If each of X1, \,X2, … is a random variable of Bernoulli(p), then the distribution of the sum of each variable (X=X1+X2+ …) has a binomial distribution B(n, p) It's possible. According to this definition, it is possible to create a new random variable by adding the events of two binomial distributions with the same probability.
$$\begin{align}&X \sim B(n, p) \\ &Y \sim B(m, p)\end{align}$$The sum of two binomial variables (X and Y) can be expressed as a new random variable Z as follows.
$$Z \sim B(n+m, p)$$Example 7)
If the defective rate is 0.01 among the products of a certain factory, what is the probability that at least 2 defective products will be included if 30 products are randomly selected from among the products?

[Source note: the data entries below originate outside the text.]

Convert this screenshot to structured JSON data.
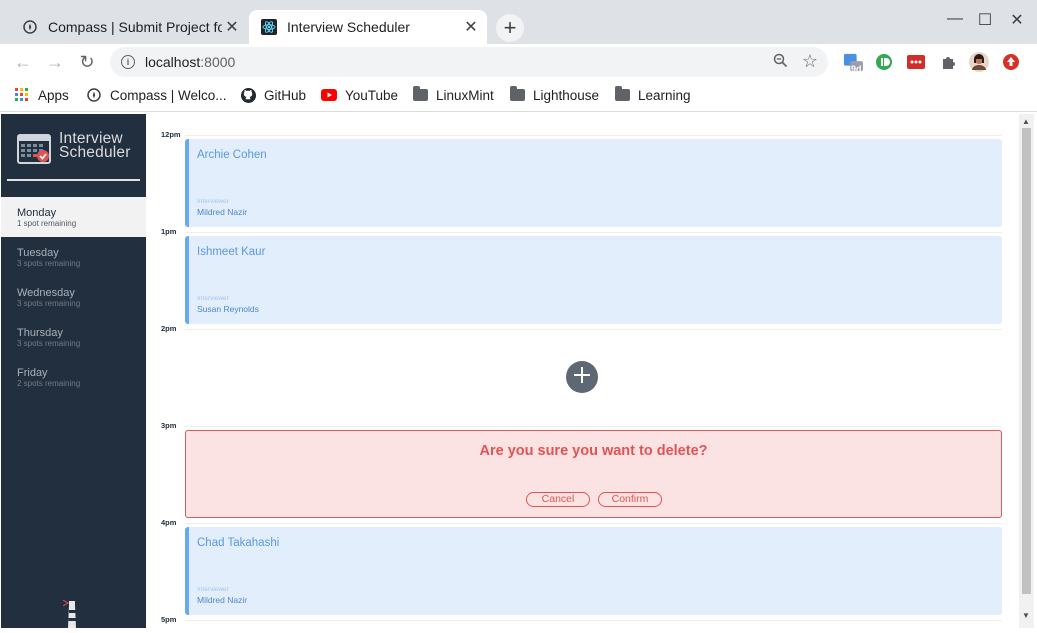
{
  "browser": {
    "tabs": [
      {
        "title": "Compass | Submit Project for",
        "active": false
      },
      {
        "title": "Interview Scheduler",
        "active": true
      }
    ],
    "new_tab": "+",
    "window": {
      "minimize": "—",
      "maximize": "☐",
      "close": "✕"
    },
    "url_host": "localhost",
    "url_port": ":8000",
    "extension_badge": "9d",
    "bookmarks": [
      {
        "label": "Apps",
        "icon": "apps-grid-icon"
      },
      {
        "label": "Compass | Welco...",
        "icon": "compass-icon"
      },
      {
        "label": "GitHub",
        "icon": "github-icon"
      },
      {
        "label": "YouTube",
        "icon": "youtube-icon"
      },
      {
        "label": "LinuxMint",
        "icon": "folder-icon"
      },
      {
        "label": "Lighthouse",
        "icon": "folder-icon"
      },
      {
        "label": "Learning",
        "icon": "folder-icon"
      }
    ]
  },
  "app": {
    "logo_line1": "Interview",
    "logo_line2": "Scheduler",
    "days": [
      {
        "name": "Monday",
        "spots": "1 spot remaining",
        "selected": true
      },
      {
        "name": "Tuesday",
        "spots": "3 spots remaining",
        "selected": false
      },
      {
        "name": "Wednesday",
        "spots": "3 spots remaining",
        "selected": false
      },
      {
        "name": "Thursday",
        "spots": "3 spots remaining",
        "selected": false
      },
      {
        "name": "Friday",
        "spots": "2 spots remaining",
        "selected": false
      }
    ],
    "times": [
      "12pm",
      "1pm",
      "2pm",
      "3pm",
      "4pm",
      "5pm"
    ],
    "appointments": [
      {
        "student": "Archie Cohen",
        "interviewer_label": "Interviewer",
        "interviewer": "Mildred Nazir"
      },
      {
        "student": "Ishmeet Kaur",
        "interviewer_label": "Interviewer",
        "interviewer": "Susan Reynolds"
      },
      {
        "student": "Chad Takahashi",
        "interviewer_label": "Interviewer",
        "interviewer": "Mildred Nazir"
      }
    ],
    "confirm": {
      "message": "Are you sure you want to delete?",
      "cancel": "Cancel",
      "confirm": "Confirm"
    },
    "colors": {
      "sidebar": "#222f3e",
      "appointment_bg": "#e2eefc",
      "appointment_accent": "#6aa9ef",
      "confirm_bg": "#fce3e3",
      "danger": "#e05454"
    }
  }
}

The sample space for this event is $R_x=\{0,\, 1, \,2, \, \cdots\}$ and can be expressed as the following binomial distribution:
$$X \sim B(30, 0.01)$$The probability that two or more defective items are included in this probability distribution is calculated as follows.
$$P(X \ge 2) = 1 -P(X \le 2)$$The above calculation can be calculated with a probability mass function and a cumulative function as shown in the following code.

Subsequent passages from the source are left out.